Finishing a simulation with msprime#

This example is complementary to Initializing with ancestry from msprime. Rather than starting with a tree sequence from msprime, we instead finish a simulation by “coalescing back” the first generation of the simulation using msprime. [HGKothers19] refer to this procedure as “recapitation” of a tree sequence. In order for recapitation to work correctly, we must pass preserve_first_generation=True to fwdpy11.evolvets().

First, we’ll simulate a population for 10 generations:

import fwdpy11

pop = fwdpy11.DiploidPopulation(100, 1000.0)

pdict = {"rates": (0.0, 0.0, 0.0),
         "gvalue": fwdpy11.Multiplicative(2.),
         "simlen": 10,
         "demography": fwdpy11.ForwardDemesGraph.tubes([100], burnin=10, burnin_is_exact=True),
        }
params = fwdpy11.ModelParams(**pdict)
rng = fwdpy11.GSLrng(54321)

# We must preserve the founder generation:
fwdpy11.evolvets(rng, pop, params, 100, preserve_first_generation=True)

assert pop.generation == 10

Now we use msprime to coalesce the founder generation roots back to a common ancestor:

import demes
import msprime


# Convert to tskit format
ts = pop.dump_tables_to_tskit()

num_roots_pre_recapitation = ts.first().num_roots

yaml=f"""
time_units: generations
demes:
 - name: deme0
   epochs:
    - start_size: {pop.N}
"""
graph = demes.loads(yaml)
demography = msprime.Demography.from_demes(graph)

recapitated_ts = msprime.sim_ancestry(demography=demography, initial_state=ts)

print(num_roots_pre_recapitation, recapitated_ts.first().num_roots)
200 1

Important considerations#

The previous example was very simple. The model involved no recombination and a single deme.

Demography#

In the above example, we had to provide msprime a demographic model. That model must be the correct model for the first generation of your simulation!

Recombination/genetic maps#

You must take care to proved msprime with a correct genetic map! This software and msprime differ in some key ways:

  • Here, rates are per genomic segment. In msprime, rates are per “base pair”.

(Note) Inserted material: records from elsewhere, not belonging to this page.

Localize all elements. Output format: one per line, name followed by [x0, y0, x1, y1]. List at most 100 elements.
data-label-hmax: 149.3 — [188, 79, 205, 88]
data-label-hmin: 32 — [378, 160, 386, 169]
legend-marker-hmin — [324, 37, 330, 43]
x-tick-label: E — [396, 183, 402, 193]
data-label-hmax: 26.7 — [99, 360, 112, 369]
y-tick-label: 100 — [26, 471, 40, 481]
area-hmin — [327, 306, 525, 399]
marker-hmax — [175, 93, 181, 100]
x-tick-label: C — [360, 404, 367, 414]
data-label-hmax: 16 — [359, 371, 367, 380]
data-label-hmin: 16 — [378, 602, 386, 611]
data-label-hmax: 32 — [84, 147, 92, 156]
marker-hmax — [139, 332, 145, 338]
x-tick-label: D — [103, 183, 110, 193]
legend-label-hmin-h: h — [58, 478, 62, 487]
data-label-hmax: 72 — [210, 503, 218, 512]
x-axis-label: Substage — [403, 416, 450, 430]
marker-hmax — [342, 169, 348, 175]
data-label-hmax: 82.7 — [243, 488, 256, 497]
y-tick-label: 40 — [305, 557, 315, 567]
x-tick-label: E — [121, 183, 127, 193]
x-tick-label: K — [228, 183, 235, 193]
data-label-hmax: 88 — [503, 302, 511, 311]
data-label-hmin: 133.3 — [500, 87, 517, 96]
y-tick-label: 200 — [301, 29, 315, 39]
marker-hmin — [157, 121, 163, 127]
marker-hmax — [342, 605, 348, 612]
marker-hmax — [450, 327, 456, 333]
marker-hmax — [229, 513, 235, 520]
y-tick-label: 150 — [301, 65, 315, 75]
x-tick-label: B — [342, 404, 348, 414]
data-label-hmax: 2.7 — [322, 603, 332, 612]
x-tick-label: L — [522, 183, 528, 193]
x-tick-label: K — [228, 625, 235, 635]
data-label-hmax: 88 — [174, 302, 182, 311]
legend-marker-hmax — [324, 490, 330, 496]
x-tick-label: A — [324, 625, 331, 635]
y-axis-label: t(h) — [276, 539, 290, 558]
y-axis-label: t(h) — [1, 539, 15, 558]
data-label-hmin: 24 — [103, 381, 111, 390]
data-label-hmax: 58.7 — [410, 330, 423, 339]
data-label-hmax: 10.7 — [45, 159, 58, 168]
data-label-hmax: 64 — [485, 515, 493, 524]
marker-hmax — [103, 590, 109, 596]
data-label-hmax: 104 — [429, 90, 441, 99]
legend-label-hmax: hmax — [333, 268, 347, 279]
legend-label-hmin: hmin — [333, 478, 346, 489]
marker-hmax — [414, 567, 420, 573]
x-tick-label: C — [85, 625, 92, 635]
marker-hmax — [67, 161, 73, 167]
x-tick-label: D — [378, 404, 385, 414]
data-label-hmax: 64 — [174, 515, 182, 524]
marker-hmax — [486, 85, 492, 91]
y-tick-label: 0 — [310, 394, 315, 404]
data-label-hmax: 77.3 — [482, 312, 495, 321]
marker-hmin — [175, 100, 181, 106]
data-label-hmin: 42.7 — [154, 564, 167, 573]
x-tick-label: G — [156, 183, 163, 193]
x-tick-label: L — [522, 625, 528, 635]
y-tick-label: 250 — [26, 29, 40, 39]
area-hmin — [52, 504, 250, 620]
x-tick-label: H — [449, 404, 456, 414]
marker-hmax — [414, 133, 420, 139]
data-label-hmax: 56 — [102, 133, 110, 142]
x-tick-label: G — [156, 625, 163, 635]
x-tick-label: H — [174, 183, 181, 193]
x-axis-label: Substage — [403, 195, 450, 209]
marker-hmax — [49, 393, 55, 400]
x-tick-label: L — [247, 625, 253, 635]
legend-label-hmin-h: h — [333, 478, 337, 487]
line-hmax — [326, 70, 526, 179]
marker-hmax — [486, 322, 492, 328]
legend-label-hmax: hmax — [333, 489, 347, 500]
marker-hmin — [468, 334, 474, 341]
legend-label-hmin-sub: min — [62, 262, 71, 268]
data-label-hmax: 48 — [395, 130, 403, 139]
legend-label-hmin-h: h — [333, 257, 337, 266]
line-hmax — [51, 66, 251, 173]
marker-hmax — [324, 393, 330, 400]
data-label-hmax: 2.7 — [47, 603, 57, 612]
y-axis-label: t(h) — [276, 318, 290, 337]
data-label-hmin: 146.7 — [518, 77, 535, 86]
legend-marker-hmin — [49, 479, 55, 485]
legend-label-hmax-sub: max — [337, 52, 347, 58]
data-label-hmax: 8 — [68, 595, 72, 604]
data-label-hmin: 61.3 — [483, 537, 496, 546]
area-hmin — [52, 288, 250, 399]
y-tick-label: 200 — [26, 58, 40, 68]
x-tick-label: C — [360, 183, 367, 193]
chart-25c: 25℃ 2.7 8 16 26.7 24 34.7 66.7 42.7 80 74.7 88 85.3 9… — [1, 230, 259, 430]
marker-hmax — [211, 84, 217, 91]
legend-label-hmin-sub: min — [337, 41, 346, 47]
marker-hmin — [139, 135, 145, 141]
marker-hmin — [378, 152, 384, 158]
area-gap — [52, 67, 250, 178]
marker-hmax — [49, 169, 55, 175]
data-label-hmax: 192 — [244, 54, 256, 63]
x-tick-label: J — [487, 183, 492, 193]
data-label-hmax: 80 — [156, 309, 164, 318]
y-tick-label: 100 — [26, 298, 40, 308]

  • For forward simulations with unlinked regions, you must take special care when defining a recombination map in msprime

Using the proper backwards-time model#

msprime supports a few different models of the backwards process. The two most relevant to this discussion are the “Hudson” and “discrete-time Wright-Fisher” models. The former is the continuous approximation with recombination and is what most people think of when they think “coalescent simulation”. The latter model allows you to couple Wright-Fisher dynamics to model the recent past with the Hudson algorithm to simulate more ancient events. You will want to read the msprime documentation and the literature cited therein to make a decision about how to best model the ancestry of the ancestral roots of your simulation.